Bryan Cranston and Aaron Paul reprised their roles of Walter White and Jesse Pinkman, respectively from Breaking Bad. Cranston previously appeared as a different character in the twenty-third season episode "The Spy Who Learned Me." Wanda Sykes guest starred as a school therapist. George Takei appeared as a sushi chef. Takei previously appeared on the show as different characters.

==Reception==

===Ratings===
The episode received a 1.8 in the 18–49 demographic and was watched by a total of 4.11 million viewers.
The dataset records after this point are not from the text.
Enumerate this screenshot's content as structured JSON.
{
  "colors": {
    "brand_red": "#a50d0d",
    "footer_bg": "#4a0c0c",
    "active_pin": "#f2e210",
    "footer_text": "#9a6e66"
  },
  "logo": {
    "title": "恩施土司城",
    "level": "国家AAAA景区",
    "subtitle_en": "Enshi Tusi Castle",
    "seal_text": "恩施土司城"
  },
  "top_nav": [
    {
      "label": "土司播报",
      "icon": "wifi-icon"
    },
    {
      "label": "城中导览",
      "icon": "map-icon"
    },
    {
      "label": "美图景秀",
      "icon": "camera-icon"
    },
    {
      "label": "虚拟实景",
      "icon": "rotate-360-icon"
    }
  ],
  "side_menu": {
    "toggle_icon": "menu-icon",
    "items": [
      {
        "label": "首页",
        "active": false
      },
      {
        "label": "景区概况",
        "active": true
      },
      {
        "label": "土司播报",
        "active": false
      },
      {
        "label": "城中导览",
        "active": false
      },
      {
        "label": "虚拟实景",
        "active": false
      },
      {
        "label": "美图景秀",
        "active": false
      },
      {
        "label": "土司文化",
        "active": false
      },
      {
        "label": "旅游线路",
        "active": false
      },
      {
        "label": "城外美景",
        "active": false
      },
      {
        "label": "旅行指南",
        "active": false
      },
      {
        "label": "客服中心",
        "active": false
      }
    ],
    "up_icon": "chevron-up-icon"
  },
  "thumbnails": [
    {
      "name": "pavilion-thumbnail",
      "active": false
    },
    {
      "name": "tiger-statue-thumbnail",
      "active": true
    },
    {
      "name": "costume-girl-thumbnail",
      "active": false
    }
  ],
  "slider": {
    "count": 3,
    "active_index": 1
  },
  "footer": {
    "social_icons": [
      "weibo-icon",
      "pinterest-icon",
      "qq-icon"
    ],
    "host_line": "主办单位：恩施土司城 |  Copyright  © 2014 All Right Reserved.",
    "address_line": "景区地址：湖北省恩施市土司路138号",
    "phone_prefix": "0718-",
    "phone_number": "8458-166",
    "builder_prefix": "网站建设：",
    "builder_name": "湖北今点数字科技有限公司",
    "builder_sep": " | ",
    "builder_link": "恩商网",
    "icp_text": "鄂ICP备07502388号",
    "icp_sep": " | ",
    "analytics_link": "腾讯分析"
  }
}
This made it the third most watched show on Fox's Animation Domination line up that night, beating The Cleveland Show and Bob's Burgers but losing to both American Dad! with 4.23 million and Family Guy with 5.02 million.

===Critical reception===
The episode received mixed reviews from critics.

Robert David Sullivan of The A.V. Club gave the episode a C+, saying "This is a scattershot episode with a lot of pop-culture references but little comic momentum."

Teresa Lopez of TV Fanatic gave the episode three and a half stars out of five, saying "Despite the hilarious sight gags and funny The Simpsons quotes, I felt humor of the episode was undercut by the odd narration. It seemed unnecessary as framing device as it didn't really add anything to the story."

Rob H. Dawson of TV Equals said "The sushi restaurant portion of “What Animated Women Want” felt lazy too, mixing together Asian stereotypes and some vague notion of rude fancy restaurants into a less-than-hilarious mess, the only highlight being the alternate universe in which anime pieces of sushi go on an adventure in Santa's Little Helper’s intestines, which I actually liked, one piece of something fun in the middle of an otherwise lackluster The Simpsons."